Dad and Dave: On Our Selection is an Australian comedy film, based on the characters and writings of author Steele Rudd. It is set in late nineteenth century colonial Queensland, but largely filmed in Braidwood, New South Wales. The stories of the Rudds have been previously adapted for radio, television, and film (with this adaptation being a remake of the 1920 version). Geoffrey Atherden contributed to the screenplay with George Whaley, the latter of whom directed. This film featured numerous well-known Australian actors, such as Noah Taylor, Ray Barrett, Essie Davis, Murray Bartlett, Celia Ireland, Barry Otto, Nicholas Eadie, and future Oscar-winner Geoffrey Rush (reuniting with co-star Taylor in 1996's Shine) as the titular endearingly blundering son, Dave.

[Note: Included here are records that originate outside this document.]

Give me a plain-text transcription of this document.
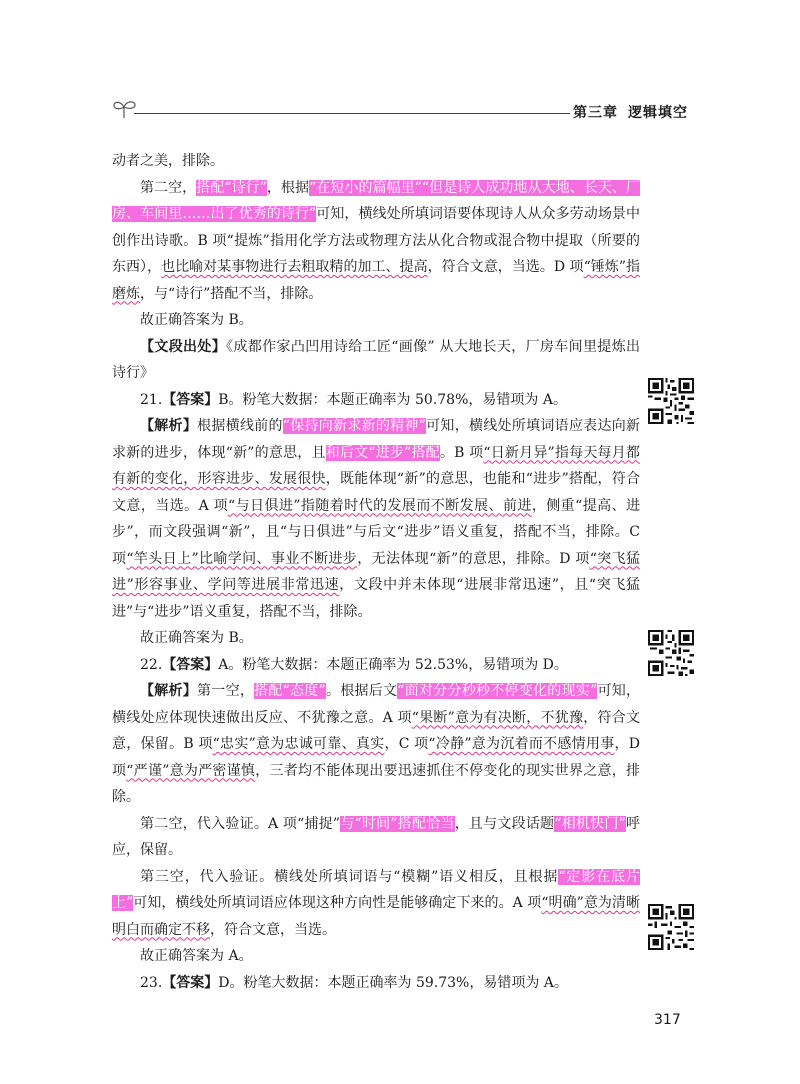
第三章 逻辑填空

动者之美，排除。

第二空，搭配“诗行”，根据“在短小的篇幅里”“但是诗人成功地从大地、长天、厂房、车间里……出了优秀的诗行”可知，横线处所填词语要体现诗人从众多劳动场景中创作出诗歌。B 项“提炼”指用化学方法或物理方法从化合物或混合物中提取（所要的东西），也比喻对某事物进行去粗取精的加工、提高，符合文意，当选。D 项“锤炼”指磨炼，与“诗行”搭配不当，排除。

故正确答案为 B。

【文段出处】《成都作家凸凹用诗给工匠“画像” 从大地长天，厂房车间里提炼出诗行》

21.【答案】B。粉笔大数据：本题正确率为 50.78%，易错项为 A。

【解析】根据横线前的“保持向新求新的精神”可知，横线处所填词语应表达向新求新的进步，体现“新”的意思，且和后文“进步”搭配。B 项“日新月异”指每天每月都有新的变化，形容进步、发展很快，既能体现“新”的意思，也能和“进步”搭配，符合文意，当选。A 项“与日俱进”指随着时代的发展而不断发展、前进，侧重“提高、进步”，而文段强调“新”，且“与日俱进”与后文“进步”语义重复，搭配不当，排除。C 项“竿头日上”比喻学问、事业不断进步，无法体现“新”的意思，排除。D 项“突飞猛进”形容事业、学问等进展非常迅速，文段中并未体现“进展非常迅速”，且“突飞猛进”与“进步”语义重复，搭配不当，排除。

故正确答案为 B。

22.【答案】A。粉笔大数据：本题正确率为 52.53%，易错项为 D。

【解析】第一空，搭配“态度”。根据后文“面对分分秒秒不停变化的现实”可知，横线处应体现快速做出反应、不犹豫之意。A 项“果断”意为有决断，不犹豫，符合文意，保留。B 项“忠实”意为忠诚可靠、真实，C 项“冷静”意为沉着而不感情用事，D 项“严谨”意为严密谨慎，三者均不能体现出要迅速抓住不停变化的现实世界之意，排除。

第二空，代入验证。A 项“捕捉”与“时间”搭配恰当，且与文段话题“相机快门”呼应，保留。

第三空，代入验证。横线处所填词语与“模糊”语义相反，且根据“定影在底片上”可知，横线处所填词语应体现这种方向性是能够确定下来的。A 项“明确”意为清晰明白而确定不移，符合文意，当选。

故正确答案为 A。

23.【答案】D。粉笔大数据：本题正确率为 59.73%，易错项为 A。

317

"Dad" and "Mum" Rudd were played, respectively, by veteran actor Leo McKern and opera singer Dame Joan Sutherland, in her only feature film role. The theme music was sung by Australian country musician John Williamson.

==Plot summary==
The film portrays the Rudd family of 'Aussie battlers' in late 19th-century colonial Australia; Dad (McKern) and Mother (Sutherland) Rudd, and their hardworking but somewhat daffy son Dave (Rush). They take up a selection of land and attempt to farm it. The difficulties of the early colonial farming life are portrayed, with its ups and downs, humour and frustrations.

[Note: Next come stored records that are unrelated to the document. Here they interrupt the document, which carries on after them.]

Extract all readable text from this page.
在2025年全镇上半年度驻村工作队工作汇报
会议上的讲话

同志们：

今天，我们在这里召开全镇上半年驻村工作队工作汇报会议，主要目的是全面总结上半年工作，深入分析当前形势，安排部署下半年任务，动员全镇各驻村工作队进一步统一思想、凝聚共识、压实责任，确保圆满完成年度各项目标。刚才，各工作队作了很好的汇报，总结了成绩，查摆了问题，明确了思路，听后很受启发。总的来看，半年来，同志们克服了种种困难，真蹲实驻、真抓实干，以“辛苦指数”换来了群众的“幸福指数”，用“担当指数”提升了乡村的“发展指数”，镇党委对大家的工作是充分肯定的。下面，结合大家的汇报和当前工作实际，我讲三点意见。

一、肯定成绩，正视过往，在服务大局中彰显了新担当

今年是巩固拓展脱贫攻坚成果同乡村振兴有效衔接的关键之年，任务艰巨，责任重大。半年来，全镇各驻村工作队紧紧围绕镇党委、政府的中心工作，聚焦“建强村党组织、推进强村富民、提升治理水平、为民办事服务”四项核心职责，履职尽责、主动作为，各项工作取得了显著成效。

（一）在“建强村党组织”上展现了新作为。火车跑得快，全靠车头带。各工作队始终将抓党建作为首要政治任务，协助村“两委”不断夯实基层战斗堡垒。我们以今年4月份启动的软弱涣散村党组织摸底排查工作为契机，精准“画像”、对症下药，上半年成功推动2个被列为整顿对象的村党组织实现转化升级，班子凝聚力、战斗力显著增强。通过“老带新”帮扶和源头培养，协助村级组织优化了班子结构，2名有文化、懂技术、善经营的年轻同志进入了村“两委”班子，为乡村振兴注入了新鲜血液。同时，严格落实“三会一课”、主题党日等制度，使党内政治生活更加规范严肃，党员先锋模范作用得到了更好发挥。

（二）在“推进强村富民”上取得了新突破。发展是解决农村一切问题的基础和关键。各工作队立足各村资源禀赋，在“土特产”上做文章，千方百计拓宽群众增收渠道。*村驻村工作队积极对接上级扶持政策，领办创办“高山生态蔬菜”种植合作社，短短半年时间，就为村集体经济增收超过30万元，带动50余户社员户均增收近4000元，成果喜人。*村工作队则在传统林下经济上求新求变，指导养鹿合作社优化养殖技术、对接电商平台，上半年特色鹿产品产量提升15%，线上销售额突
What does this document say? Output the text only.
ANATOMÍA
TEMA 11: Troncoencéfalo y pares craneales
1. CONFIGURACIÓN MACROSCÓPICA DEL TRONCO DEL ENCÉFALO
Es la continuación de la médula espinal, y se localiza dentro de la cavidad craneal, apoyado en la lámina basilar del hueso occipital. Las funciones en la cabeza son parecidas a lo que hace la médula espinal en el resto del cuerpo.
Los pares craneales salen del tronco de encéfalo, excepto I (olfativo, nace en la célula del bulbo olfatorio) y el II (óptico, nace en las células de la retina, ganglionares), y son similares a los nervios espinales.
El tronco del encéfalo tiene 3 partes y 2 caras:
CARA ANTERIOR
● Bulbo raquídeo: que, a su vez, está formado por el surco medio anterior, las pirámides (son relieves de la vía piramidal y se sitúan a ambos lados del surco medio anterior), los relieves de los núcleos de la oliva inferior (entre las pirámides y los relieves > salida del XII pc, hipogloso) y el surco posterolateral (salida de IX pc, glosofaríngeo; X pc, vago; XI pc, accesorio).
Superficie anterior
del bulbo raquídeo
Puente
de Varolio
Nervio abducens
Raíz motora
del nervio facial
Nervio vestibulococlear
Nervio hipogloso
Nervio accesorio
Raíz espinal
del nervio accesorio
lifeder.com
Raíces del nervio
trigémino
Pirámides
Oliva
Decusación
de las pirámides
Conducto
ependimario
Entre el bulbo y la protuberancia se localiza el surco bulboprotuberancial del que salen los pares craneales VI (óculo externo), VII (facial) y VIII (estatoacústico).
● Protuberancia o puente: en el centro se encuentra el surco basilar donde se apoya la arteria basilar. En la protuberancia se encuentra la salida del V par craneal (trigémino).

Finally tired of local corruption and the harshness of his life, Dad Rudd decides to run for State Parliament.

==Cast==
- Leo McKern as Dad (Joseph) Rudd
- Joan Sutherland as Mother (Ellen) Rudd
- Geoffrey Rush as Dave Rudd
- Noah Taylor as Joe Rudd
- Ray Barrett as Dwyer
- Essie Davis as Kate Rudd
- Nicholas Eadie as Cyril Riley
- Barry Otto as J.P. Riley
- Murray Bartlett as Sandy Tayler
- Celia Ireland as Sarah Rudd
- Robert Menzies as Cranky Jack
- David Field as Dan
- Pat Bishop as Maude White
- John Gaden as Rev. McFarlane
- Peter Whitford as Mr. Todd
- Cathy Campbell as Lily White
- Bruce Venables as Petersen

==Reception==
The movie was made to honour Australia's centenary of film and cinema. Despite a cast of well-known actors and actresses, it was not well received.

Rob Lowing, film critic for The Sydney Morning Herald rated the movie three stars out of four. Lowing described the film as "enormous fun" and praised the production values as "impeccable".

==Box office==
Dad and Dave: On Our Selection grossed $1,222,051 at the box office in Australia.

==Home media==
Dad and Dave: On Our Selection was released on DVD by Umbrella Entertainment in May 2006. The DVD is compatible with all region codes and includes special features such as the original theatrical trailer, unique Umbrella Entertainment trailers, a stills and poster gallery, TV spots, a behind the scenes making-of featurette and on-set footage and interviews with cast and crew.

The original soundtrack has been released twice on CD. First by EMI Records in 1995 with dialogue excerpts, and then reissued in 2002 in a limited Collector's Edition by Australian film music recording archivist, Philip Powers, on the 1M1 Records label. The re-issue was without dialogue and contained a 19-minute medley of the songs.